Auschwitz: Inside the Nazi State
Ed Grant -- Video Business, 3/2/2005
DOCUMENTARYColor/B&W;, NR (mature themes), 288 min., DVD only $34.98
DVD: interview with writer/producer Laurence Rees, follow-up discussions
Street: March 29, Prebook: now
First Run: PBS, Jan. 2005
Directors: Dominic Sutherland, Martina Balazova, Detlef Siebert
BBC/WARNER
"There was no god in Auschwitz--there were such horrible conditions that god decided not to go there¸" says one survivor of the camp where 1.1 million inmates died, 1 million of whom were Jewish. This six-part series, a BBC and KCET co-production by respected BBC producer Laurence Rees, is an unflinching, often difficult to watch documentary that is disturbing not so much for what it shows--there's barely any atrocity footage--as for what it says.

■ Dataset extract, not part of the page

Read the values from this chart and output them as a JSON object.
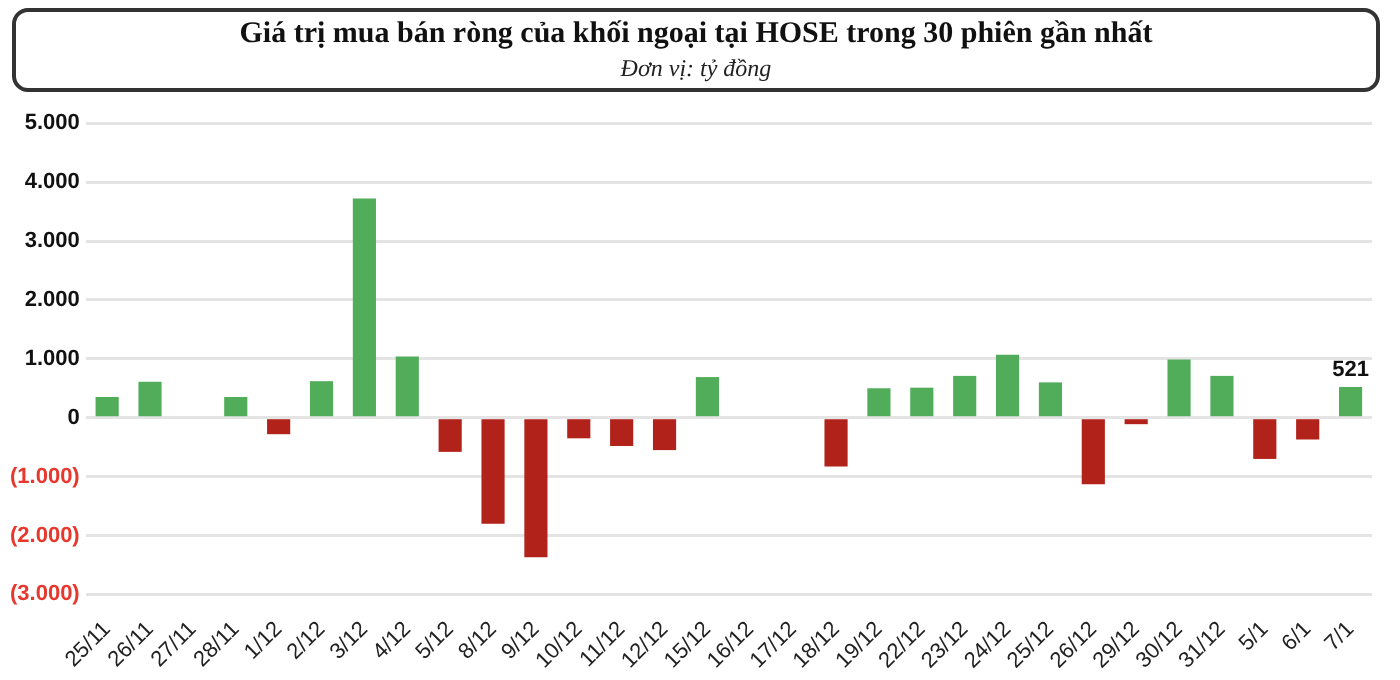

Survivors of the camp recount the horrors of imprisonment and watching loved ones "disappear," while ex-Nazis (interviewed today) make declarations that they were doing what they "believed in at the time." An interview with Rees included as a supplement finds him admitting he realizes that the series is "upsetting," but, he notes, "it should be more upsetting," as the interviewees are those who survived and those who didn't most likely endured far greater horror. A series of six follow-up interviews conducted by Linda Ellerbee for the U.S. airings of the series (which debuted on PBS in late January) produce similarly harrowing statements, as when one academic whose parents survived the camps denounces those who try to draw a lesson from the Holocaust: "The second you find a lesson, you are moving … toward finding a silver lining, toward justifying it." The other academics and a group of teen students who are interviewed by Ellerbee are less negative and in fact make a point about situating the Holocaust historically, tying it to more recent, and indeed current, genocides in Somalia, Rwanda and the Sudan. Perhaps the most stirring statement that appears in these supplements comes from a founder of the U.S. Holocaust Memorial Museum who, when asked by Ellerbee what he would tell children, replies, "Try not to be a perpetrator … try not to be a bystander … and try not to be a victim."